Berners-Lee hopes that Inrupt will help change the siloed nature of today’s web while encouraging innovation:

“We don’t have a single global sign-on and worldwide identity for people and so as a result of not having that single sign-on for the web we don’t have a global identity. If I want to share a picture on one social network with a group on another social network I can’t. I’ve got these siloes. But what if we extended the web and we said actually groups and logins are going to be global. They’re going to be a standard web thing. Anybody can log into anything with anything.”

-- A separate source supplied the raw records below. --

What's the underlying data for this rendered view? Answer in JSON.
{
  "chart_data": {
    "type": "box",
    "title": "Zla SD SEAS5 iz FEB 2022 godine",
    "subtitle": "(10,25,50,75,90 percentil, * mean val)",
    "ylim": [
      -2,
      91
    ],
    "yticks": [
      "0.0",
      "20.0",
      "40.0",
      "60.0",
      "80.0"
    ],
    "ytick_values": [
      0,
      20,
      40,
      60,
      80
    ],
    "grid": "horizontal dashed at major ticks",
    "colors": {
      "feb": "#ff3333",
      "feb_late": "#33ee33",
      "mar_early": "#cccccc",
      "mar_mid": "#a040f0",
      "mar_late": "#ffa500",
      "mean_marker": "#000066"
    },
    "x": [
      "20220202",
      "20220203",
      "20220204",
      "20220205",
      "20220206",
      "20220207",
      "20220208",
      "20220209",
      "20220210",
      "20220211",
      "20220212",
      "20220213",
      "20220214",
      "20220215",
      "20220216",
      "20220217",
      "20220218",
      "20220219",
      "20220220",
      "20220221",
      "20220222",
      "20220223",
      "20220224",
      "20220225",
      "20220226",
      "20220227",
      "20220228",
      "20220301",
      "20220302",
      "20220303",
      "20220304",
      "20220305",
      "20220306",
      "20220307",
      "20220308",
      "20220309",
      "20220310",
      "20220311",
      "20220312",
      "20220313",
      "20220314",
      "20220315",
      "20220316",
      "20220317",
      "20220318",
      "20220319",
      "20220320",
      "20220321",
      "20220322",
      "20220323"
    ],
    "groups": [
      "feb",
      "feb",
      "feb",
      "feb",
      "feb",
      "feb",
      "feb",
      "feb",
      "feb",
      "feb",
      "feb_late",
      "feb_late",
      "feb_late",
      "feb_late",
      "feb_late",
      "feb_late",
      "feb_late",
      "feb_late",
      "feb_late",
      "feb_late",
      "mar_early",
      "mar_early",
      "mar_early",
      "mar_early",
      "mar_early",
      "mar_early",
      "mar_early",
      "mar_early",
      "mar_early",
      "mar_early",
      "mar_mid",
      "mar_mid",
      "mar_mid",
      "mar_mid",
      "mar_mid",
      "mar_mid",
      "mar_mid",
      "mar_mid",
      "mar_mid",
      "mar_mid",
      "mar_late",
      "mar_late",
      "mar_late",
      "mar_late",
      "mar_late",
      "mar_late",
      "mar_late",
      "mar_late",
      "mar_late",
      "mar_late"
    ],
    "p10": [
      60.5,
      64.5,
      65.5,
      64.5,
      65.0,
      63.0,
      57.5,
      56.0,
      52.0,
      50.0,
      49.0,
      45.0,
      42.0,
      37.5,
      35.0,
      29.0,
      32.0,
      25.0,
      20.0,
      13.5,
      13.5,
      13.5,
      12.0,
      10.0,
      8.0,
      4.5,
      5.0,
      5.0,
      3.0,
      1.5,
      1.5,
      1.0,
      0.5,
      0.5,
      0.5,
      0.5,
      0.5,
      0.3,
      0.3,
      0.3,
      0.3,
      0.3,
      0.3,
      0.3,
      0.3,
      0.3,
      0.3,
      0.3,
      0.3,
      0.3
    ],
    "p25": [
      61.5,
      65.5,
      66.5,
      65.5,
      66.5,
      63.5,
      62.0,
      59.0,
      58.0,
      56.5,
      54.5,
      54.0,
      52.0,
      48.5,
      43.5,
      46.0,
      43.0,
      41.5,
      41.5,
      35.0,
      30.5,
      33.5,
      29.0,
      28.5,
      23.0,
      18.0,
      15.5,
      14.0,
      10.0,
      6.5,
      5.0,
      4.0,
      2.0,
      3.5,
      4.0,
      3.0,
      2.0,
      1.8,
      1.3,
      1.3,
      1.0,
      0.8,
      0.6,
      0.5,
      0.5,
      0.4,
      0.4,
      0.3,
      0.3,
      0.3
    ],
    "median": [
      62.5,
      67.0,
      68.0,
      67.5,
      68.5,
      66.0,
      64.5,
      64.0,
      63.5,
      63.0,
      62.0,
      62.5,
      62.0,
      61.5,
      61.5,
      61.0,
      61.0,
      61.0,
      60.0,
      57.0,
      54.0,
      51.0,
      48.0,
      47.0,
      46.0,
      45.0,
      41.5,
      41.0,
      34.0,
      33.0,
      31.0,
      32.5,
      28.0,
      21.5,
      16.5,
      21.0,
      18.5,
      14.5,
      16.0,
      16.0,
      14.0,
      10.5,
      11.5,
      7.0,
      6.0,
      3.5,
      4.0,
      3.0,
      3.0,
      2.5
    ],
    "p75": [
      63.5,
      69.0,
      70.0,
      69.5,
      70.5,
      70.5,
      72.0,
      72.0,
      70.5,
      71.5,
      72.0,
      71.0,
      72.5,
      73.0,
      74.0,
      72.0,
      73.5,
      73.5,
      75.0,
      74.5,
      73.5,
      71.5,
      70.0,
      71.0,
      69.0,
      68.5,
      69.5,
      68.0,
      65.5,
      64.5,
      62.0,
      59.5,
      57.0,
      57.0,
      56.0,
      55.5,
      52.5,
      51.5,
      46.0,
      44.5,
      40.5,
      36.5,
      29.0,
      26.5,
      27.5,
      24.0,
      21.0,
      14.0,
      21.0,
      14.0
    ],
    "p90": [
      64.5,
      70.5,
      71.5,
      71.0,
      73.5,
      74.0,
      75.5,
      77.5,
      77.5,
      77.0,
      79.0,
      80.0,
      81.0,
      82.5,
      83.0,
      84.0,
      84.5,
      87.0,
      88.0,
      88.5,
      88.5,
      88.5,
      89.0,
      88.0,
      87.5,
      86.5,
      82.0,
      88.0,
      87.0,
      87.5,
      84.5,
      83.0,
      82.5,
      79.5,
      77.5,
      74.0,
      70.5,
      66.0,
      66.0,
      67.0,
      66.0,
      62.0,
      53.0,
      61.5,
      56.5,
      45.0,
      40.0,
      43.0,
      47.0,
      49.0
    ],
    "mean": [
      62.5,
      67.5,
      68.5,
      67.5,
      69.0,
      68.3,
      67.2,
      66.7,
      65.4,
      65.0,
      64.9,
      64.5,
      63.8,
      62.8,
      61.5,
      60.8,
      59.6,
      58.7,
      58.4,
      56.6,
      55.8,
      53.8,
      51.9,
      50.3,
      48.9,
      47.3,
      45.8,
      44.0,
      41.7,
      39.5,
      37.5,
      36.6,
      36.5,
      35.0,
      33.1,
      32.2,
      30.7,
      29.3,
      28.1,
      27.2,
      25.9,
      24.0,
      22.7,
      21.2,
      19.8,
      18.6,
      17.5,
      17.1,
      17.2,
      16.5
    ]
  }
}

“Solid protocol is simple. It allows you to write any data you like so you can write an app. You can decide ‘I’m going to write an app to help people organise scout camps”’ or whatever is the flavour of the week for you. You can write the app and put it out there on the web as open-source software and you can go to sleep and while you’re asleep other people, if they like it, they’ll start using it and as it runs it will connect up to their Pods.”

When asked whether social media giants such as Facebook and Google would ever be on board with a platform such as Solid, Berners-Lee is optimistic:

“Probably if we ended up making all of those sign-ons compatible so that you could sign in with Solid and that would allow you to have your identity work just as well on [Facebook and Google] I think that they’d go along with that. A lot of people missed the data transfer project where Facebook and Twitter and Google and Microsoft and now Apple have all said with the data transfer project we promise to give you the ability to move your stuff. Your photos, your contacts and so on between platforms. The data transfer project in a way was a massive stake in the sand saying we realise you own your data and you’ve got to be able to use it between platforms.”

In recent years, Big Tech has been met with increasing scrutiny when it comes to antitrust, as well as tighter regulations when it comes to user data, such as the EU General Data Protection Regulation (GDPR).

Berners-Lee believes that the growing awareness of how data is being used online from both the general public and regulators could be beneficial to projects such as Solid:

“People who run platforms they know the existing regulation, they know there’s a public push. The public is getting fed up with certain things. They’re getting fed up of a lack of control, with silos. It’s not the privacy, it’s a lack of empowerment.”

“It’ll be helped by the fact that GDPR is a thing and other things will tend to follow GDPR as privacy legislation and the fact Solid is there will make it easier for people introducing things like GDPR, because they can say look, this is soluble. All you have to do is be Solid compatible and you’ve checked the GDPR box largely.”